The opening coincided with CCAM’s spring symposium grounded in work happening at its Ultra Space Lab. This interdisciplinary research project engages in critical inquiry into humanity's future off-planet.

Elements of the exhibition have a sci-fi feel consistent with this project. For example, Bulgarian artist Iskra Velitchkova’s “ToSolaris” was inspired by Stanislaw Lem’s 1961 science fiction novel "Solaris." The physical manifestation is composed of abstract shapes against blue, green, and black vertical bands.

Velitchkova described her vision: “After going several times over the book, I broke it up into episodes and began to sketch scenes in code... My goal is definitely not to represent literally the story with code; rather I want to create an algorithm capable of expressing central themes.”

Another work comes from Canadian artist Dmitri Cherniak’s “Light Years” series, which collaborates with Bauhaus artist László Moholy-Nagy's oeuvre. Cherniak used a code-based generative system incorporating motifs from Moholy-Nagy's work to create 100 works printed on film negatives developed as silver gelatin prints.

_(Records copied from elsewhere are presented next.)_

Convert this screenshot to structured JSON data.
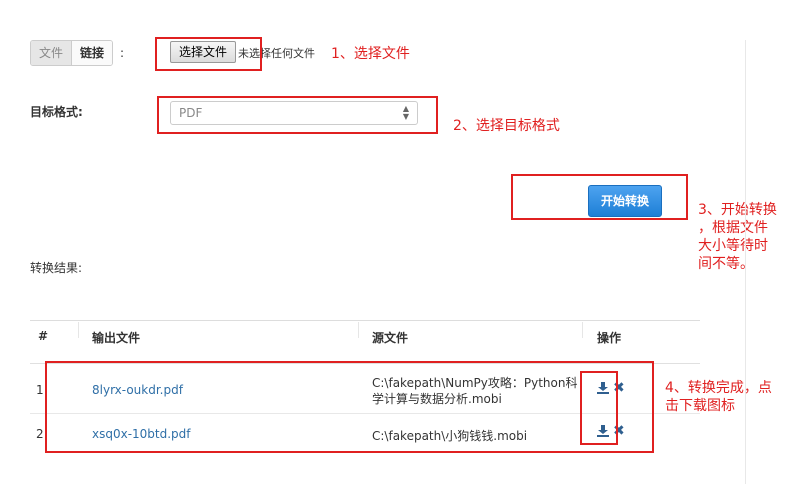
{
  "source": {
    "tabs": [
      "文件",
      "链接"
    ],
    "colon": ":",
    "choose_button": "选择文件",
    "no_file_text": "未选择任何文件"
  },
  "format": {
    "label": "目标格式:",
    "selected": "PDF"
  },
  "start_button": "开始转换",
  "results": {
    "label": "转换结果:",
    "columns": [
      "#",
      "输出文件",
      "源文件",
      "操作"
    ],
    "rows": [
      {
        "index": "1",
        "output": "8lyrx-oukdr.pdf",
        "source_line1": "C:\\fakepath\\NumPy攻略：Python科",
        "source_line2": "学计算与数据分析.mobi"
      },
      {
        "index": "2",
        "output": "xsq0x-10btd.pdf",
        "source_line1": "C:\\fakepath\\小狗钱钱.mobi",
        "source_line2": ""
      }
    ]
  },
  "annotations": {
    "step1": "1、选择文件",
    "step2": "2、选择目标格式",
    "step3_lines": [
      "3、开始转换",
      "，根据文件",
      "大小等待时",
      "间不等。"
    ],
    "step4_lines": [
      "4、转换完成，点",
      "击下载图标"
    ]
  },
  "colors": {
    "annotation_red": "#e02020",
    "link_blue": "#2f6fa7",
    "primary_blue": "#1e7fd6"
  }
}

Karwas contributed a piece reacting to other works on view: a digital cuckoo clock inspired by NASA's "Golden Records." She explained: “I think the Golden Record is one of the greatest examples of an art-science collaboration... launching a record into space is like producing generative art.”

Refik Anadol’s AI-generated data painting “Winds of Yawanawa #804” also features prominently. To create it, Anadol partnered with artists from Brazil's Yawanawa community incorporating their artworks along with weather data into AI software generating swirling colors.

“Our new gallery space showcasing works from Refik Anadol and other exciting artists lets you experience firsthand the intersection of art and technology,” Karwas said.

"Dimensions of Digitization" runs until September 30. The ISOVIST gallery at 149 York Street is open by appointment to both general public (via email) and Yale community members Monday through Friday from 10:00 AM to 6:00 PM.